14th Street Girl No Longer...

...and yet, Upper West Side Girl just doesn't have the same ring to it, does it? Well, it's only for a bit before I become Some-Street-in-London-where-lattes-cost-$9.00. As much as I appreciate people's concern, I don't understand the need to immediately respond when I say I'm moving to London with "but oh my! it's so expensive!" as though I'd thought, up until then, that I was moving to just outside Omaha. But I digress, because this is a loving post.

I no longer live in DC. I've lived there, except for a year in grad school, for the past decade. It's the city where I came into my own, navigated streets and friends and internships and monuments and boys and bars. I've lived all over, from Georgetown to 1st and R Sts. I spent a long evening in jail in North Georgetown and an even longer evening on top of the subway grating outside 1223, courtesy of that devilish all-you-can-drink happy hour. I've spend thousands of dollars on parking tickets and taxes that never seemed to go towards fixing the roads near U Street, lovingly nicknamed Nairobi by yours truly. I fell in love with the city every time I walked down Willard Street or through Meridian Hill park just before the prostitutes and junkies showed up. How many other cities have Chagall murals painted on the side of a house, for anyone to see? How many other cities can nearly guarantee that NPR will be on the taxi radio and the driver will add an additional zone without thinking twice, even as he claims you remind him of his daughter? Or the kind of city where you can roll into a bar for a quick drink and end up spending hours talking to the Ambassador to Lebanon?

Everyone has a story in this town, it's not always pretty and the best intentions of public service are usually muddied with dreams of power and influence - easily seen in the ubiquitous photos of said wishfully-upwardly mobile individuals' photos of them with John McCain or John Ashcroft proudly displayed on their desks, and you know the official in question has no recollection aside from "hey kid, get me a tea and cover up those statues with the boobies while you're at it". Interns end up rubbing elbows, and quite often more (particularly if you were around when Strom Thurmond was on the Hill), with the nerd equivalent of Brad Pitt - Obama, or maybe just Scot McClellan. As silly as it can get, I found it fascinating.
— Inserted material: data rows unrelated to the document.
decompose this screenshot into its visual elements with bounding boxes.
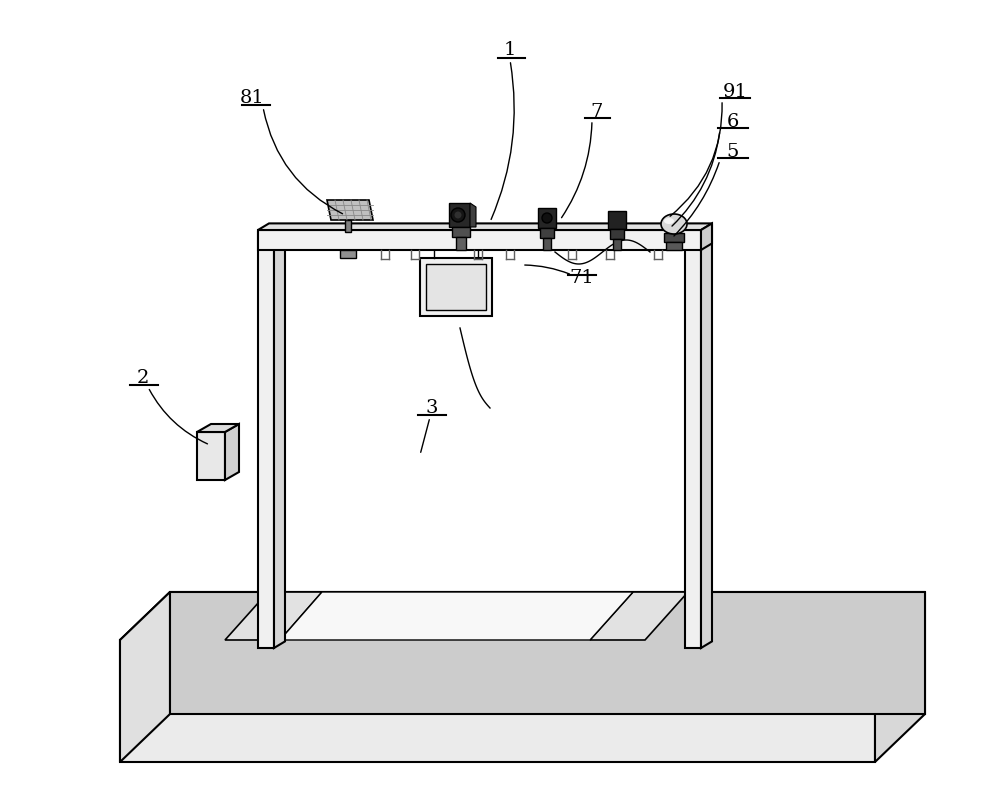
Polygon shape [345,220,351,232]
Ellipse shape [664,218,674,224]
Polygon shape [258,232,274,648]
Polygon shape [685,232,701,648]
Polygon shape [449,203,470,227]
Polygon shape [420,258,492,316]
Text: 1: 1 [504,41,516,59]
Polygon shape [543,238,551,250]
Polygon shape [197,424,239,432]
Polygon shape [120,592,925,640]
Text: 6: 6 [727,113,739,131]
Polygon shape [280,592,633,640]
Text: 7: 7 [591,103,603,121]
Polygon shape [426,264,486,310]
Polygon shape [590,592,688,640]
Text: 3: 3 [426,399,438,417]
Polygon shape [875,592,925,762]
Polygon shape [608,211,626,229]
Text: 91: 91 [723,83,747,101]
Polygon shape [120,640,875,762]
Text: 71: 71 [570,269,594,287]
Polygon shape [327,200,373,220]
Polygon shape [540,228,554,238]
Polygon shape [701,224,712,250]
Polygon shape [120,592,170,762]
Text: 81: 81 [240,89,264,107]
Polygon shape [613,239,621,250]
Polygon shape [225,592,322,640]
Polygon shape [197,432,225,480]
Polygon shape [666,242,682,250]
Polygon shape [701,225,712,648]
Polygon shape [538,208,556,228]
Circle shape [454,212,462,218]
Polygon shape [274,225,285,648]
Polygon shape [225,424,239,480]
Polygon shape [456,237,466,250]
Polygon shape [610,229,624,239]
Polygon shape [258,224,712,230]
Polygon shape [470,203,476,227]
Polygon shape [452,227,470,237]
Circle shape [542,213,552,223]
Ellipse shape [661,214,687,234]
Polygon shape [664,233,684,242]
Text: 2: 2 [137,369,149,387]
Polygon shape [258,230,701,250]
Polygon shape [170,592,925,714]
Polygon shape [340,250,356,258]
Circle shape [451,208,465,222]
Text: 5: 5 [727,143,739,161]
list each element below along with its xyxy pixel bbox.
But I've left my government job (more on my conflicted feelings about leaving public service addressed later) and I left the city I called home, more than my birth city, New York. Have to keep moving, like a shark, but right now I'm looking around Bub's studio apartment covered in my suitcases and I find I'm homeless yet again. Stay tuned...waterworks of the non-shark variety likely to come.

1 comment:

Alex said...

Great post... and good luck in your transition from one of the world's great cities to another.